Department of Mathematical and Statistical Sciences, University of Alberta, Edmonton, AB, T6G 2G1, Canada.
J Math Biol. 2023 Apr 8;86(5):71. doi: 10.1007/s00285-023-01905-9.
The inclusion of cognitive processes, such as perception, learning and memory, are inevitable in mechanistic animal movement modelling. Cognition is the unique feature that distinguishes animal movement from mere particle movement in chemistry or physics. Hence, it is essential to incorporate such knowledge-based processes into animal movement models. Here, we summarize popular deterministic mathematical models derived from first principles that begin to incorporate such influences on movement behaviour mechanisms. Most generally, these models take the form of nonlocal reaction-diffusion-advection equations, where the nonlocality may appear in the spatial domain, the temporal domain, or both. Mathematical rules of thumb are provided to judge the model rationality, to aid in model development or interpretation, and to streamline an understanding of the range of difficulty in possible model conceptions. To emphasize the importance of biological conclusions drawn from these models, we briefly present available mathematical techniques and introduce some existing "measures of success" to compare and contrast the possible predictions and outcomes. Throughout the review, we propose a large number of open problems relevant to this relatively new area, ranging from precise technical mathematical challenges, to more broad conceptual challenges at the cross-section between mathematics and ecology. This review paper is expected to act as a synthesis of existing efforts while also pushing the boundaries of current modelling perspectives to better understand the influence of cognitive movement mechanisms on movement behaviours and space use outcomes.

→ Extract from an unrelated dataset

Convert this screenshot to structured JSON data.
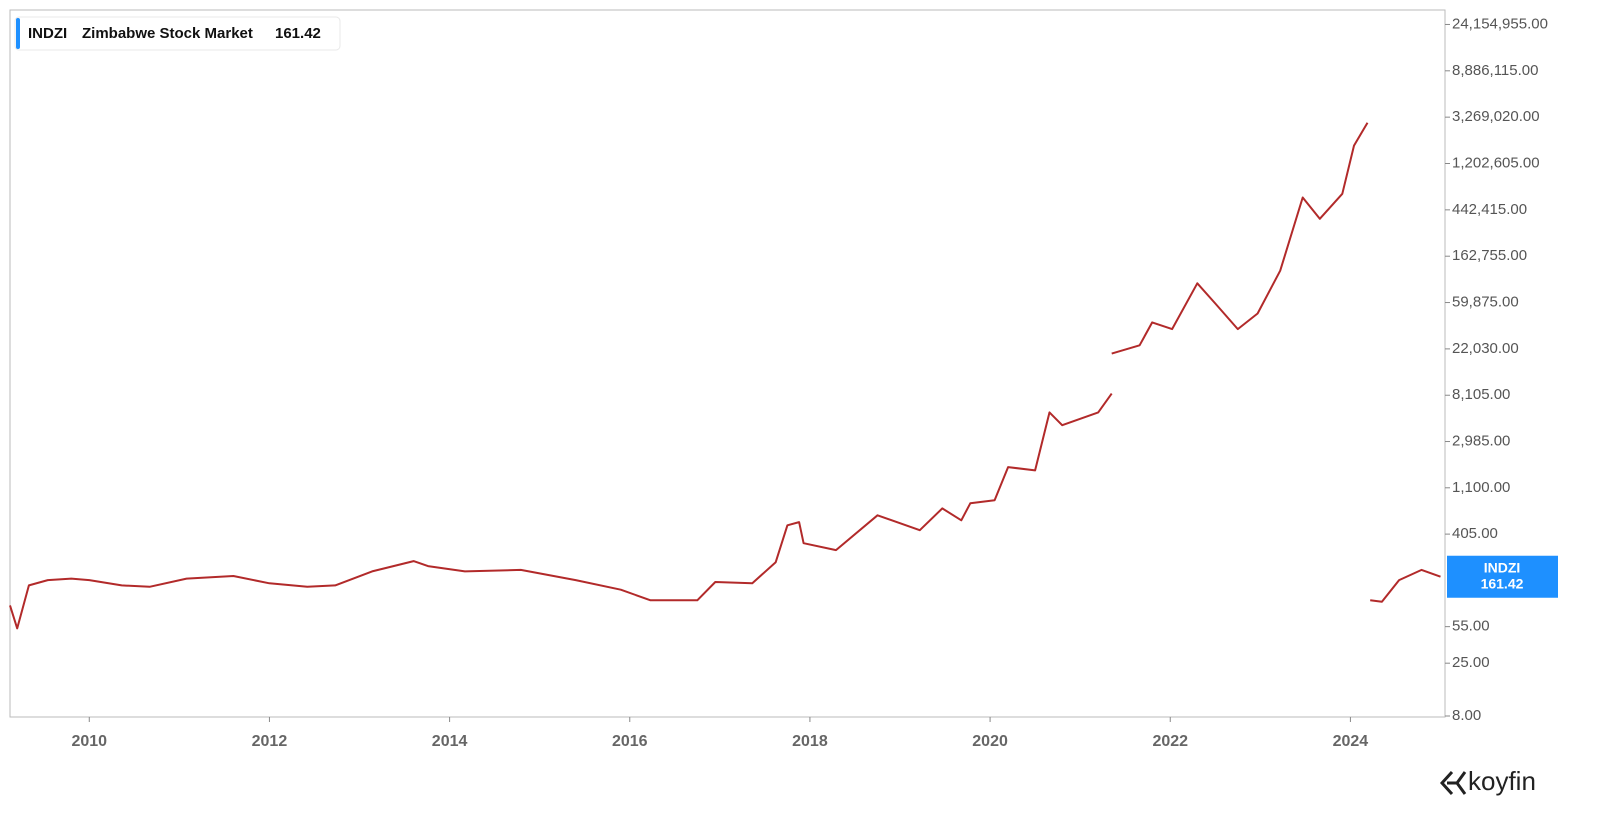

在机械动物运动建模中,必然包含认知过程,如感知、学习和记忆。认知是将动物运动与化学或物理中的单纯粒子运动区分开来的独特特征。因此,将这种基于知识的过程纳入动物运动模型是至关重要的。在这里,我们总结了一些常见的基于第一原理的确定性数学模型,这些模型开始将这些运动行为机制的影响纳入其中。最常见的模型形式是非局部反应-扩散-对流方程,其中非局部性可能出现在空间域、时间域或两者中。提供了一些数学经验法则来判断模型的合理性,以帮助模型的开发或解释,并简化对可能的模型概念的难度范围的理解。为了强调从这些模型中得出的生物学结论的重要性,我们简要介绍了可用的数学技术,并引入了一些现有的“成功度量”来比较和对比可能的预测和结果。在整个审查过程中,我们提出了大量与这个相对较新的领域相关的开放性问题,这些问题涉及到从精确的技术数学挑战到数学和生态学交叉点上更广泛的概念性挑战等多个方面。这篇综述文章旨在作为现有努力的综合,同时也推动当前建模视角的边界,以更好地理解认知运动机制对运动行为和空间利用结果的影响。